Jointe par Le Devoir, la directrice générale de la Fédération des OBNL d’habitation de Montréal, Chantal Desjardins, confirme d’ailleurs que de nombreux organismes aux finances précaires souffrent durement de la hausse des valeurs foncières des bâtiments dans lesquels ils accueillent des locataires à faible revenu. « Et dès qu’on a des taxes plus élevées, on le sait, ça va vers les locataires », qui reçoivent une augmentation conséquente de leur loyer, rappelle-t-elle.

Mme Desjardins milite ainsi pour la mise en place d’un taux de taxation différencié pour les OBNL d’habitation. « On ne comprend pas pourquoi on serait taxé de la même façon » que les propriétaires de bâtiments résidentiels conventionnels, se désole-t-elle. D’autant que les OBNL d’habitation ont comme mandat d’assurer la « pérennité » des logements sociaux et abordables qu’ils gèrent, et non pas de les revendre pour réaliser des profits : « c’est du bien public », insiste-t-elle.

« Pourquoi les locataires auraient[-ils] à payer pour un zonage basé sur la revente spéculative d’un bâtiment plutôt que sur le maintien d’un logement où ils peuvent demeurer de façon abordable ? » se questionne également le directeur général de l’Association des groupes de ressources techniques du Québec (AGRTQ), Éric Cimon, qui relève l’importance de « maintenir l’abordabilité des projets » de logements destinés aux « personnes à faible revenu ».

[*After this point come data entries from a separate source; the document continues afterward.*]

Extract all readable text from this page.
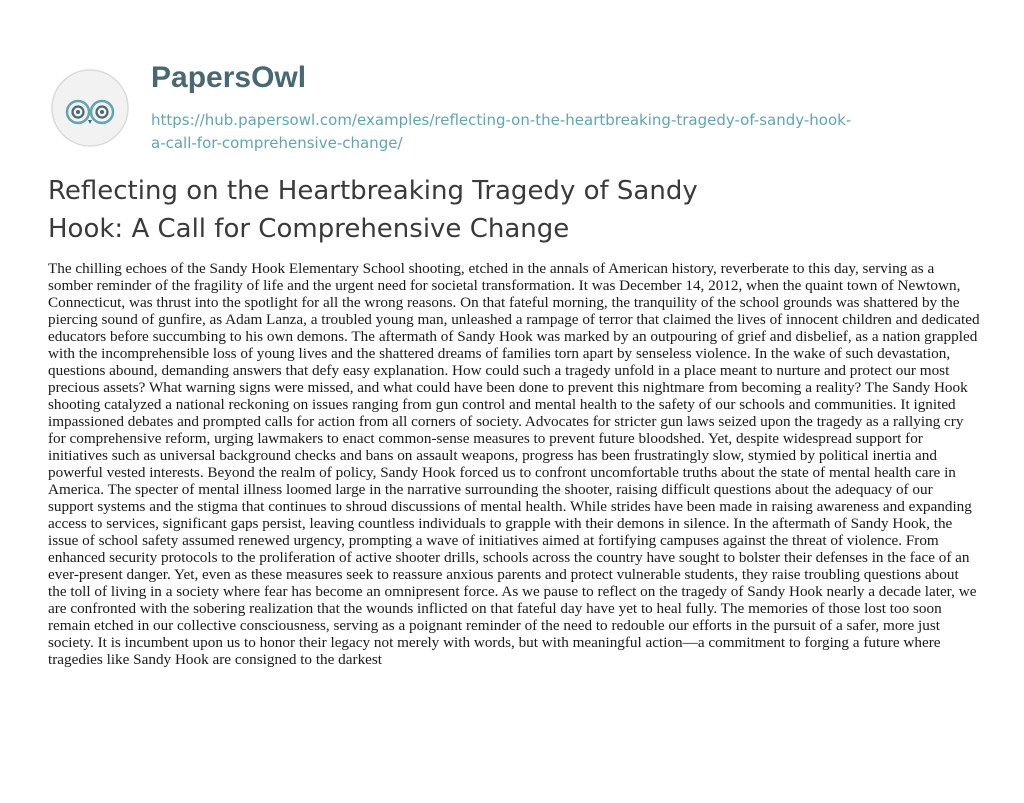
PapersOwl
https://hub.papersowl.com/examples/reflecting-on-the-heartbreaking-tragedy-of-sandy-hook-
a-call-for-comprehensive-change/
Reflecting on the Heartbreaking Tragedy of Sandy
Hook: A Call for Comprehensive Change

The chilling echoes of the Sandy Hook Elementary School shooting, etched in the annals of American history, reverberate to this day, serving as a somber reminder of the fragility of life and the urgent need for societal transformation. It was December 14, 2012, when the quaint town of Newtown, Connecticut, was thrust into the spotlight for all the wrong reasons. On that fateful morning, the tranquility of the school grounds was shattered by the piercing sound of gunfire, as Adam Lanza, a troubled young man, unleashed a rampage of terror that claimed the lives of innocent children and dedicated educators before succumbing to his own demons. The aftermath of Sandy Hook was marked by an outpouring of grief and disbelief, as a nation grappled with the incomprehensible loss of young lives and the shattered dreams of families torn apart by senseless violence. In the wake of such devastation, questions abound, demanding answers that defy easy explanation. How could such a tragedy unfold in a place meant to nurture and protect our most precious assets? What warning signs were missed, and what could have been done to prevent this nightmare from becoming a reality? The Sandy Hook shooting catalyzed a national reckoning on issues ranging from gun control and mental health to the safety of our schools and communities. It ignited impassioned debates and prompted calls for action from all corners of society. Advocates for stricter gun laws seized upon the tragedy as a rallying cry for comprehensive reform, urging lawmakers to enact common-sense measures to prevent future bloodshed. Yet, despite widespread support for initiatives such as universal background checks and bans on assault weapons, progress has been frustratingly slow, stymied by political inertia and powerful vested interests. Beyond the realm of policy, Sandy Hook forced us to confront uncomfortable truths about the state of mental health care in America. The specter of mental illness loomed large in the narrative surrounding the shooter, raising difficult questions about the adequacy of our support systems and the stigma that continues to shroud discussions of mental health. While strides have been made in raising awareness and expanding access to services, significant gaps persist, leaving countless individuals to grapple with their demons in silence. In the aftermath of Sandy Hook, the issue of school safety assumed renewed urgency, prompting a wave of initiatives aimed at fortifying campuses against the threat of violence. From enhanced security protocols to the proliferation of active shooter drills, schools across the country have sought to bolster their defenses in the face of an ever-present danger. Yet, even as these measures seek to reassure anxious parents and protect vulnerable students, they raise troubling questions about the toll of living in a society where fear has become an omnipresent force. As we pause to reflect on the tragedy of Sandy Hook nearly a decade later, we are confronted with the sobering realization that the wounds inflicted on that fateful day have yet to heal fully. The memories of those lost too soon remain etched in our collective consciousness, serving as a poignant reminder of the need to redouble our efforts in the pursuit of a safer, more just society. It is incumbent upon us to honor their legacy not merely with words, but with meaningful action—a commitment to forging a future where tragedies like Sandy Hook are consigned to the darkest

Par écrit, le cabinet de la mairesse de Montréal, Valérie Plante, a rappelé que l’évaluation foncière relève de la Loi sur la fiscalité municipale, qui est gérée par Québec. « On demeure toutefois très sensibles à cette réalité des organismes », ajoute le cabinet, qui estime que « la loi provinciale devrait être révisée pour prendre en compte le loyer économique réel des organismes dans le calcul de l’évaluation du bâtiment qu’ils occupent plutôt que le loyer potentiel ».

Le ministère québécois des Affaires municipales n’a pas voulu commenter le dossier.